Fig. 1: Analysis of melanoma-derived patient samples reveals association of reduced NLGN4X expression with late disease stage and metastasis.

a Representative tissue sections stained for NLGN4X of stage I, stage II, stage III and stage IV primary melanoma samples, normal skin tissue and melanoma metastasis. * = pigment, bars indicate 30 µm. b Overall scoring distribution for NLGN4X staining intensity in different clinicopathological groups.
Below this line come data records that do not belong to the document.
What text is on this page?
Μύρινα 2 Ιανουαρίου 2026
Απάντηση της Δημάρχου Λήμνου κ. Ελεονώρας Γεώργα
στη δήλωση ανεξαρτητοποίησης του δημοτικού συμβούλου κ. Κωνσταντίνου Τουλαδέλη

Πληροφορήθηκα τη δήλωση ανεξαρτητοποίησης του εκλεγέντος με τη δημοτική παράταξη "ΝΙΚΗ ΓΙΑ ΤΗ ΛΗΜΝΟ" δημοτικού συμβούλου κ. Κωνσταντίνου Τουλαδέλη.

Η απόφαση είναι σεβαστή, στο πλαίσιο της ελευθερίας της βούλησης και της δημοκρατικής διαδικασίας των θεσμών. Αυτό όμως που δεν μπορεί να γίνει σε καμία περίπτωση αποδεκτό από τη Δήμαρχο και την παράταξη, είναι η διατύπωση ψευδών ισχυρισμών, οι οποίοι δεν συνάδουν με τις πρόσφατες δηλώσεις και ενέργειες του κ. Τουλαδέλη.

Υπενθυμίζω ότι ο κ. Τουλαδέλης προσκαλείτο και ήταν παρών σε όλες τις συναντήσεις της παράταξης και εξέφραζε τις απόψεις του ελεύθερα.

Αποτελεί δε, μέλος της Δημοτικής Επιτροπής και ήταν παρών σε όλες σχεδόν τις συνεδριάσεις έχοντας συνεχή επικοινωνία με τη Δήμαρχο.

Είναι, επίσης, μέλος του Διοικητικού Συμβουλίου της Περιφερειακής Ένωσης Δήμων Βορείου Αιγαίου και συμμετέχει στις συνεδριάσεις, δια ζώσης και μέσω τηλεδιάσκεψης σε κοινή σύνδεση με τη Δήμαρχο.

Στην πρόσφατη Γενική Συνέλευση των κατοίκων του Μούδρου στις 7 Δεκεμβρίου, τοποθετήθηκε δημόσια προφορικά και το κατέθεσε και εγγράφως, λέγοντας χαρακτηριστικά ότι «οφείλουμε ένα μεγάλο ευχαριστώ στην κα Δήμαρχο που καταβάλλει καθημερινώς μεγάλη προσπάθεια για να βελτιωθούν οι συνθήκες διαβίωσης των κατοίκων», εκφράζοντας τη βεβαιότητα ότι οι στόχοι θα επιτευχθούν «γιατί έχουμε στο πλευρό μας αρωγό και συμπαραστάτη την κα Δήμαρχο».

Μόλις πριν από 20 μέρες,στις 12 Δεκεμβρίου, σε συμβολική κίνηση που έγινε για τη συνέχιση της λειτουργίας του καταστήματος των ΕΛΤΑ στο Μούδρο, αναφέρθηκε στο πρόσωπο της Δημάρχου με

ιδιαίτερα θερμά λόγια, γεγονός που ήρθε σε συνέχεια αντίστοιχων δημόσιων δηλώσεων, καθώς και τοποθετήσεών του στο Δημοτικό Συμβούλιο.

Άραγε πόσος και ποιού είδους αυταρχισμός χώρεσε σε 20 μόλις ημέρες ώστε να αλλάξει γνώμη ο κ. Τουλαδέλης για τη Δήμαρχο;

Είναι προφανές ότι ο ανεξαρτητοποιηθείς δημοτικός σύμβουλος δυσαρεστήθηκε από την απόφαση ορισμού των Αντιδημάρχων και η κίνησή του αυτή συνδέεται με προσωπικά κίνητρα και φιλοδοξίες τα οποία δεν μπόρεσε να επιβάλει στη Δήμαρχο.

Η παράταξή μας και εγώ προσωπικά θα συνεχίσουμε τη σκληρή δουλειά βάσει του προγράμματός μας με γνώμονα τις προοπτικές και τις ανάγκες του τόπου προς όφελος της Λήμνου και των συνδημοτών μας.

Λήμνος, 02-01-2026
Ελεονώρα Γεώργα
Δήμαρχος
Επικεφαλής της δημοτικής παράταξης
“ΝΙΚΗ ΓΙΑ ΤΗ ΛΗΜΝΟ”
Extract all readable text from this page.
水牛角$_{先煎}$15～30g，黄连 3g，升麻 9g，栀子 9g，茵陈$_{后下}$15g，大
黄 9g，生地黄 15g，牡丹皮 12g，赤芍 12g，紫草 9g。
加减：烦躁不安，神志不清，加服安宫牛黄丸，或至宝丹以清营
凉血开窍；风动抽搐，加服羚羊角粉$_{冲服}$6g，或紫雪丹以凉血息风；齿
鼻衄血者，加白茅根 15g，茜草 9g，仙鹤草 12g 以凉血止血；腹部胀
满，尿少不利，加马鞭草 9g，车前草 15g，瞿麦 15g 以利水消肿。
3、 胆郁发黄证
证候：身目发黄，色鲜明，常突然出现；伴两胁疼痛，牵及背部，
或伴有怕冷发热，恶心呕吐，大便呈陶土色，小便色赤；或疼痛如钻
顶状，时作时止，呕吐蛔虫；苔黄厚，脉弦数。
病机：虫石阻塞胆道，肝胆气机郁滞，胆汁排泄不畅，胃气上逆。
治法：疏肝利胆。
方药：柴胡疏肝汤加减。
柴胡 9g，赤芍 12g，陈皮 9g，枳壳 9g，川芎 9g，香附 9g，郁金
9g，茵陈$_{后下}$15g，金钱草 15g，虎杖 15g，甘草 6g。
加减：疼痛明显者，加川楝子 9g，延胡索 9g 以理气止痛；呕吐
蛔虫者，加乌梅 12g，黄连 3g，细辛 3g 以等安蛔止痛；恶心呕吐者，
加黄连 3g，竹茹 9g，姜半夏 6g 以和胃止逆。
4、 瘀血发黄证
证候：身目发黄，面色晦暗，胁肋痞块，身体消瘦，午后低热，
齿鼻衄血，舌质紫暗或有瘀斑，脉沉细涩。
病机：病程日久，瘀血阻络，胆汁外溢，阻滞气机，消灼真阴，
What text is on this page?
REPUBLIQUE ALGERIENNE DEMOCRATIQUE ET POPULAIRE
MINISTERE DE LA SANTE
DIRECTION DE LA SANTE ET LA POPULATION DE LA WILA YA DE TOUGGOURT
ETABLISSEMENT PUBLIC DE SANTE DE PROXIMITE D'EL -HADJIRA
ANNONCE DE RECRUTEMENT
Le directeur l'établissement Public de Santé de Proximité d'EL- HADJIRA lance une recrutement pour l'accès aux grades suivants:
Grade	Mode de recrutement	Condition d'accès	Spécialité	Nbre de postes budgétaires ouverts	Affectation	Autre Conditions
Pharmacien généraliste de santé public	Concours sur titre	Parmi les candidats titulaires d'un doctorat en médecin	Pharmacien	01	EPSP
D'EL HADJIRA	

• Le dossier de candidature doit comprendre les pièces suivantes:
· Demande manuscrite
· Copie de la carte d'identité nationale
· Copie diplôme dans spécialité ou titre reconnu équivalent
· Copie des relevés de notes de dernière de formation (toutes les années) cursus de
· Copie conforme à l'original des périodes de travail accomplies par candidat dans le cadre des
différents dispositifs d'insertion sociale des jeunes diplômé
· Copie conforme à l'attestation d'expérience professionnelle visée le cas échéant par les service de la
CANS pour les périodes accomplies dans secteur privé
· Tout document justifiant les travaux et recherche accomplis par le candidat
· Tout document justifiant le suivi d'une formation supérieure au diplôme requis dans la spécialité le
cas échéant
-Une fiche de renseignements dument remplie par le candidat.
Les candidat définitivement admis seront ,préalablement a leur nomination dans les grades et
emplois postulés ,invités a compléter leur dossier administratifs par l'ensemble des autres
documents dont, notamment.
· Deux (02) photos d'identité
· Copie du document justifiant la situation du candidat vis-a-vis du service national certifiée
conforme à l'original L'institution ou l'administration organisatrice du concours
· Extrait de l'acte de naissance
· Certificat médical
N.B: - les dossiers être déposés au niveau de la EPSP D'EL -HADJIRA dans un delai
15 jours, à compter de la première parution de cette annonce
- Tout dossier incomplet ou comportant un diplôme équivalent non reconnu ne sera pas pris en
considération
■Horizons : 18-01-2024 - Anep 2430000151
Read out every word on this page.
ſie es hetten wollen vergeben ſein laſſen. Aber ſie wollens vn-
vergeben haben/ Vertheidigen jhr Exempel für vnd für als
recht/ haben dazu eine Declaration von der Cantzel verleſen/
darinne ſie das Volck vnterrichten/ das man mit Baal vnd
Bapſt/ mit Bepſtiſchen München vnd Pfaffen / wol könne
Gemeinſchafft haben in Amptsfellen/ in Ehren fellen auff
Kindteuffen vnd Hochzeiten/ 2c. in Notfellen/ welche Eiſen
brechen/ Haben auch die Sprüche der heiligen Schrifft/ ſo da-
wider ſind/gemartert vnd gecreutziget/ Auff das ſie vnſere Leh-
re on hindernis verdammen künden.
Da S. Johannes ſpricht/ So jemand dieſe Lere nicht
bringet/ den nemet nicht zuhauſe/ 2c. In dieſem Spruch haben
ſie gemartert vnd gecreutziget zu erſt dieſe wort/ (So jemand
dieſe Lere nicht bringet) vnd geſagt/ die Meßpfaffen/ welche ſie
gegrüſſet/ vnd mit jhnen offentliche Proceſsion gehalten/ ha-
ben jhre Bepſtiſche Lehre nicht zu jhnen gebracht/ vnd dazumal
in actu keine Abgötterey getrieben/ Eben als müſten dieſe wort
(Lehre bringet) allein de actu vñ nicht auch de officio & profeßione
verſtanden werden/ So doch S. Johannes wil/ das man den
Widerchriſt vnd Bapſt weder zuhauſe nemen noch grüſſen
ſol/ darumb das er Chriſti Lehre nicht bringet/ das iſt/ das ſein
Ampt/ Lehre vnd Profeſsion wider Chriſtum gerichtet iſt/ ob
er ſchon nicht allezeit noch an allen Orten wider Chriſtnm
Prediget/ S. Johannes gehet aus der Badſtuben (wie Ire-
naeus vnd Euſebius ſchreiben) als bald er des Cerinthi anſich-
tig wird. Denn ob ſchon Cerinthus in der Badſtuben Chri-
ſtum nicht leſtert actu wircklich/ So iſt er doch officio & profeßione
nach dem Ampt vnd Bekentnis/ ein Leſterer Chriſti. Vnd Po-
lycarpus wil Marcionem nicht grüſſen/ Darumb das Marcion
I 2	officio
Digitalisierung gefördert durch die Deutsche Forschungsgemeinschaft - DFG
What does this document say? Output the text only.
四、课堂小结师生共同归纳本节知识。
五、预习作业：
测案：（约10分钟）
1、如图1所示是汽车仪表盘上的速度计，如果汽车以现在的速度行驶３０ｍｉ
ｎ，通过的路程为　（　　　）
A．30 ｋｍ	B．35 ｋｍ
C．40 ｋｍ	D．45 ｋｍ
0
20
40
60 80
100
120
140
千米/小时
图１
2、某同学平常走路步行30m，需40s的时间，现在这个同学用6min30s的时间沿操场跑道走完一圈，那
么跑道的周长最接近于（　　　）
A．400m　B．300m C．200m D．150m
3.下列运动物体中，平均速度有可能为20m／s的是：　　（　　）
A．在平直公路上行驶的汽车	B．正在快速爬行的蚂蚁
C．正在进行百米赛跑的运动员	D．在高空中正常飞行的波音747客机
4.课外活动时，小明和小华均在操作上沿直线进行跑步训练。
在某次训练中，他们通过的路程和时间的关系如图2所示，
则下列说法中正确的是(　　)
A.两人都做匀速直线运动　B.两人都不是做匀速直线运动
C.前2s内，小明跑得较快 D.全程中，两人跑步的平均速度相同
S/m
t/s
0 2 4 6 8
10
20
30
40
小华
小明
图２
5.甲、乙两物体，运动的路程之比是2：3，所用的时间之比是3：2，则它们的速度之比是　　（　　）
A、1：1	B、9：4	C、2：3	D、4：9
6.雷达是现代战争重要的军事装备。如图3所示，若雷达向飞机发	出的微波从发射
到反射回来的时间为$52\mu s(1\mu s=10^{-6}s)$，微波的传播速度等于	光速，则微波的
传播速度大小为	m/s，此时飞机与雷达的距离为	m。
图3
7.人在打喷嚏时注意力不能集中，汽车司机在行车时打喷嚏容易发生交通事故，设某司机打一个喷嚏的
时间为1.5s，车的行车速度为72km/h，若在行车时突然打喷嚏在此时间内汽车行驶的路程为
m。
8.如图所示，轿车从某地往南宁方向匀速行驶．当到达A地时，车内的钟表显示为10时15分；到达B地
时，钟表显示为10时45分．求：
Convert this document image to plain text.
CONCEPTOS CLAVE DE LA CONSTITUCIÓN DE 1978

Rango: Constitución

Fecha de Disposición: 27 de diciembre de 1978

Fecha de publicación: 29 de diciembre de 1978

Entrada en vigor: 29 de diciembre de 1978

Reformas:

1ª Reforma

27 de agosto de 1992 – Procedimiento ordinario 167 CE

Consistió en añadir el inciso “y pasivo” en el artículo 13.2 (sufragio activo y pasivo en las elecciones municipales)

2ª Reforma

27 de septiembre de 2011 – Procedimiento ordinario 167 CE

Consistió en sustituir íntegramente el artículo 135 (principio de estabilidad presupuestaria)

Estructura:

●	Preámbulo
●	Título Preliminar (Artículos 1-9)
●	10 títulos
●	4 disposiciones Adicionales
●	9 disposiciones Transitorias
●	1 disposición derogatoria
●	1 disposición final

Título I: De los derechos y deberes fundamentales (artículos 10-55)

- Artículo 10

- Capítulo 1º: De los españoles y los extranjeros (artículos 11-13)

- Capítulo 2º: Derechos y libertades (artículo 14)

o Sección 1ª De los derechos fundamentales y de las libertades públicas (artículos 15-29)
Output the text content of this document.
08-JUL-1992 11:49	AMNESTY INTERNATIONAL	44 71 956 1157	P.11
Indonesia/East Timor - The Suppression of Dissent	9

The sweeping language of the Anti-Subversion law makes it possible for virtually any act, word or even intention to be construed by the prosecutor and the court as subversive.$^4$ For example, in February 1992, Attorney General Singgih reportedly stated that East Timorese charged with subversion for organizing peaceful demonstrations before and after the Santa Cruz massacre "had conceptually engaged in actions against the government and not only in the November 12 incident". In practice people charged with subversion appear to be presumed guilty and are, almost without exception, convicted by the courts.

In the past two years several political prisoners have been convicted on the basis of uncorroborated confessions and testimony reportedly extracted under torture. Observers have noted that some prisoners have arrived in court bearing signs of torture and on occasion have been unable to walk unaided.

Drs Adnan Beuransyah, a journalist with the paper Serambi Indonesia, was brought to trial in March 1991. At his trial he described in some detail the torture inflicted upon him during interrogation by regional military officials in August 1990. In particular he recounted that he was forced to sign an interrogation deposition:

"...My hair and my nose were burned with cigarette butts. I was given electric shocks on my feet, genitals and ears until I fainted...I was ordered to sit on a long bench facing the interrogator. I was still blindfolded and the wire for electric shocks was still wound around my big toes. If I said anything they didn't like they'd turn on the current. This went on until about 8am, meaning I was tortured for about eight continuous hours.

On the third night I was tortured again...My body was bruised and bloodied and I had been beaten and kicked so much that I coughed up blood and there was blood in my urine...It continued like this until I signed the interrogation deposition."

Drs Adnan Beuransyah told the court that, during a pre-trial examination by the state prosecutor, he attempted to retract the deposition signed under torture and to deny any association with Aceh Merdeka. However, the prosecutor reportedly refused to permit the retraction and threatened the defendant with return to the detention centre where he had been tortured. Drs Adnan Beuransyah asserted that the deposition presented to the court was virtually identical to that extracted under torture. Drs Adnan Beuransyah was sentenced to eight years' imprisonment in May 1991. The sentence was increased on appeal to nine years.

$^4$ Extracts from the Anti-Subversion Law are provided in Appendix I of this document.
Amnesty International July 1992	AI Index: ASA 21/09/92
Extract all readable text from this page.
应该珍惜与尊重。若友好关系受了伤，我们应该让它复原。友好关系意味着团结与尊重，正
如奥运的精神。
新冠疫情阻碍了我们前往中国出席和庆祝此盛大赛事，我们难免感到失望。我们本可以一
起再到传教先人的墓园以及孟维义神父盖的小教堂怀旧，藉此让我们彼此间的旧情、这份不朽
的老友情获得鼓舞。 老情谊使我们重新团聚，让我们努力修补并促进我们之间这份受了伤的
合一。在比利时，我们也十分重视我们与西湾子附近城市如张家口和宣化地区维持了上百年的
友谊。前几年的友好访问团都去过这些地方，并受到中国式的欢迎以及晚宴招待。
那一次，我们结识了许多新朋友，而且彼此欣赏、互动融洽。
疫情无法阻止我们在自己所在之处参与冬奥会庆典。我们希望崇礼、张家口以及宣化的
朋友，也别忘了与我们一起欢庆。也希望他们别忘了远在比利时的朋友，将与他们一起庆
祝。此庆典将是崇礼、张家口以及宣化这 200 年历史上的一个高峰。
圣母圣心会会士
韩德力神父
Scores of 0 and 1 were regarded as ‘low’ expression and are shown in blue colours, whereas scores of 2 and 3 were regarded as ‘high’ expression and are shown in red colours. Clinicopathological groups are plotted on the x-axis: primary tumour (t.) and metastasis, pathologic disease stage I–II and III–IV, pathologic tumour stage 1–3 (pT1-3) and 4 (pT4), pathologic lymph node stage 0 (pN0) and 1–2 (pN1-2). Staining was evaluated by grouping samples into high (red) and low (blue) NLGN4X expression and performing Fisher’s Exact Test (P values indicated in the graph). c Computer-generated NLGN4X intensity scores in primary tumour (Prim.) and metastases (Met.) and primary tumour samples of different pathologic disease stages, pathologic tumour (T) stages and pathologic lymph node (N) stages (see also Fig. S1B-E). Data presented as mean (±SEM), an independent (unpaired) t-test was used for statistical comparisons. d Kaplan Meier plot of patients with low and high NLGN4X expression from the dataset GSE19234 (n = 22/group). The P value of the log-rank test is provided within the graph. * = P < 0.05, ** = P < 0.001.